Certain generator-offset scales are examples. For example, diasem is AGS(8/7, 7/6) or AGS(7/6, 8/7) depending on chirality. The trivial case AGS(x) is stacking a single generator x to make a rank-2 scale, such as a MOS scale.
Terminology
When all generators xi in the AGS recipe AGS(x1, ..., xr) subtend the same number of steps (not depending on i), we call the resulting scale well-formed GS (WFGS). This automatically implies that the leftover interval after stacking len(scale) − 1 of the generators in the recipe (analogous to the imperfect generator in MOS scales) also subtends this number of steps. In such a situation, we call the (logarithmic) average of the generators the guide generator. The choice of "well-formed" is informed by the well-formed property of single-period MOS scales: the property that each occurrence of the generator subtends the same number of steps.
To exclude the case when the generator is a 1-step or a (len(scale) − 1)-step, the modifier non-step can be used.
Given a choice of equave E and a GS S = GS(x1, ..., xr), a refinement of S is a generator sequence GS(w1, ..., wr) where each wi is a sequence of k = k(i) intervals, yi1, ..., yik, where yi1 + ... + yik ≡ xi modulo E. If k does not depend on i, call the refinement uniform. For instance, the GS for Zil, GS(8/7, 7/6, 8/7, 7/6, 8/7, 7/6, 8/7, 189/160, 8/7, 7/6) is a uniform refinement of GS(4/3, 4/3, 4/3, 27/20, 4/3), which generates Zarlino.

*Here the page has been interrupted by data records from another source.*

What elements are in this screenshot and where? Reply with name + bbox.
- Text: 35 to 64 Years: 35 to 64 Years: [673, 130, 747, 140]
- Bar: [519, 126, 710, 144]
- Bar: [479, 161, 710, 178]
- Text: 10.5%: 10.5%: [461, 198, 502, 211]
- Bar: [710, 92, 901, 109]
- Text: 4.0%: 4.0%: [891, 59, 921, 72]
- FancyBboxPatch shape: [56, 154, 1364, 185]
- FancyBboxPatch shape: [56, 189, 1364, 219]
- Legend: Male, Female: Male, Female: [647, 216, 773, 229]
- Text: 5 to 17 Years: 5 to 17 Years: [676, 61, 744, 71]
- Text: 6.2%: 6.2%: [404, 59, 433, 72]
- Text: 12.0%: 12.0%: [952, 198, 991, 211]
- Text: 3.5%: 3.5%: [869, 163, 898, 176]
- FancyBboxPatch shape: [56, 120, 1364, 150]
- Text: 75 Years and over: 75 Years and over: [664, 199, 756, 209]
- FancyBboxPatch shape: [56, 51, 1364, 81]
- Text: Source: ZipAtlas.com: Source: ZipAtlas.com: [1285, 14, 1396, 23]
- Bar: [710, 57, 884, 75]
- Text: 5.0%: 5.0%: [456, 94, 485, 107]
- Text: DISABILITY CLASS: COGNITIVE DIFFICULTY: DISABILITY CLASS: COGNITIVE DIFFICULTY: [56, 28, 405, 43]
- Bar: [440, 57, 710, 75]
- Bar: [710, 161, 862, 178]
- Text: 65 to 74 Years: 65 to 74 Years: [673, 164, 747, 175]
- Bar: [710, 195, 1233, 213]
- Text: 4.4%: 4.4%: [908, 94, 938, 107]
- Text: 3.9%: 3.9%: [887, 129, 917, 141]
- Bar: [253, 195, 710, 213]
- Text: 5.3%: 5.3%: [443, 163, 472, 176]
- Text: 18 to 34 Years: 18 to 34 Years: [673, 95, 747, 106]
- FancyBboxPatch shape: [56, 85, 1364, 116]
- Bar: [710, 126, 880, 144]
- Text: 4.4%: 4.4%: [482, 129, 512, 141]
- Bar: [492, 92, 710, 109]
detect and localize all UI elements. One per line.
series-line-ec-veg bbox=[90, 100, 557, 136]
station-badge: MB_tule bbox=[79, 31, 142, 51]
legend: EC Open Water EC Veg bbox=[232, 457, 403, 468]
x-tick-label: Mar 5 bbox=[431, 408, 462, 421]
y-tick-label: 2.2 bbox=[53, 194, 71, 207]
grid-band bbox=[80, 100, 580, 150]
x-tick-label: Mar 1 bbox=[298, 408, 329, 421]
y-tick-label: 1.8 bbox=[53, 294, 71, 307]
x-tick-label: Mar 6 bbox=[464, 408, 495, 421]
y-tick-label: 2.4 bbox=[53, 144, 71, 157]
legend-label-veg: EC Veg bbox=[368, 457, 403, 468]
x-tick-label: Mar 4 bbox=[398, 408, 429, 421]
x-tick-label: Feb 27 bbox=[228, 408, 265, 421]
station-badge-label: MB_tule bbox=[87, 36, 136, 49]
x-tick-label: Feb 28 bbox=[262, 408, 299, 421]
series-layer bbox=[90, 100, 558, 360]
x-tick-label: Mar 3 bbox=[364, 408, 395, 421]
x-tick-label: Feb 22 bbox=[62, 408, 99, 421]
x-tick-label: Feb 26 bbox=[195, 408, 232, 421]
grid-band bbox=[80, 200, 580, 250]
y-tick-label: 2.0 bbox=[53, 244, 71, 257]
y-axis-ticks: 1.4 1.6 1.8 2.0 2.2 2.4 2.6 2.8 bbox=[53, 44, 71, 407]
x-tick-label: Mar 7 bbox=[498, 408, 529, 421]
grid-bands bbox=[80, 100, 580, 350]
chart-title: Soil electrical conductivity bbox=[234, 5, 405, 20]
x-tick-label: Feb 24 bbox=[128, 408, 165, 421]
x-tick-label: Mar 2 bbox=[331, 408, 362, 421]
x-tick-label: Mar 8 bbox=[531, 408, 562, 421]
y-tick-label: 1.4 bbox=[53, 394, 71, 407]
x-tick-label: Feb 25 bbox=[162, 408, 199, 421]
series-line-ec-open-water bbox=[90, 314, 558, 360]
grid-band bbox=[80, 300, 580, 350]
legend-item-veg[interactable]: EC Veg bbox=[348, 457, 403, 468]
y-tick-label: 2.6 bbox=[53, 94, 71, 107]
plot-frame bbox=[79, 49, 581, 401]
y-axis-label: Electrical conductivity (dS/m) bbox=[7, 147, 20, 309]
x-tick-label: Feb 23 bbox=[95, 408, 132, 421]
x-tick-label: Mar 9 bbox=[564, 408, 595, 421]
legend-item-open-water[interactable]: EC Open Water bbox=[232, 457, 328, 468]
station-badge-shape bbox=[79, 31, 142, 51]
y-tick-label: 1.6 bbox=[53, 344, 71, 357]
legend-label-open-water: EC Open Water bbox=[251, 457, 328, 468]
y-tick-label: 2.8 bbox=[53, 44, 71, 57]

Series arising from well-formed generator sequences
Only CS sizes at least 5 are listed.
- The Zarlino series, AGS(5/4, 6/5): 5, 7, 10, 17, 24, 41, 65
- Other scales with the same AGS structure of two thirds adding up to 3/2 share the same CS sizes, including undecimal Zarlino (AGS(11/9, 27/22)), and Neogothic Zarlino (AGS(14/11, 13/11) with 364/363 tempered), although the latter may break at higher sizes depending on how the intervals are tuned.
- The Tas/diasem series, AGS(7/6, 8/7): 5, 9, 14, 19, 24, 29
- The Tri-Stone series, AGS(3/2, 14/9): 5, 8, 13, 18
- The Zil series, AGS(8/7, 7/6, 8/7, 7/6, 8/7, 7/6, 8/7, 189/160, 8/7, 7/6): 5, 9, 14, 19, 24
- The Porcusmine series, AGS(9/5, 50/27): 5, 6, 7, 8, 15, 23, 38, 61, 99
- An unnamed 5-limit Mavila detemper, AGS(3/2, 3/2, 64/45): 5, 7, 9, 16, 25
- The Rhombi series, AGS(14/9, 11/7, 52/33, 81/52): 5, 8, 11, 14, 17, 31, 48, 65
- The Dwyn series: AGS(25/24 21/20 22/21 23/22 24/23 21/20 22/21 23/22 24/23): 15, 16, 31, 46
- AGS(13/11, 16/13, 77/64, 13/11, 16/13, 33/28): 7, 11, 15, 19
- AGS(7/5, 19/14, 80/57)
- AGS(19/14, 51/38, 23/17, 63/46, 19/14, 51/38, 23/17, 896/621)
- AGS(10/9, 11/10, 12/11)
- AGS(10/9, 11/10, 12/11, 10/9, 11/10, 12/11, 10/9, 11/10, 189/176)
Conjectures about AGS scales
- Let n be the length of a constant structure well-formed AGS scale S with equave E. Then n is the cardinality of an E-equivalent primitive MOS generated by the guide generator of S.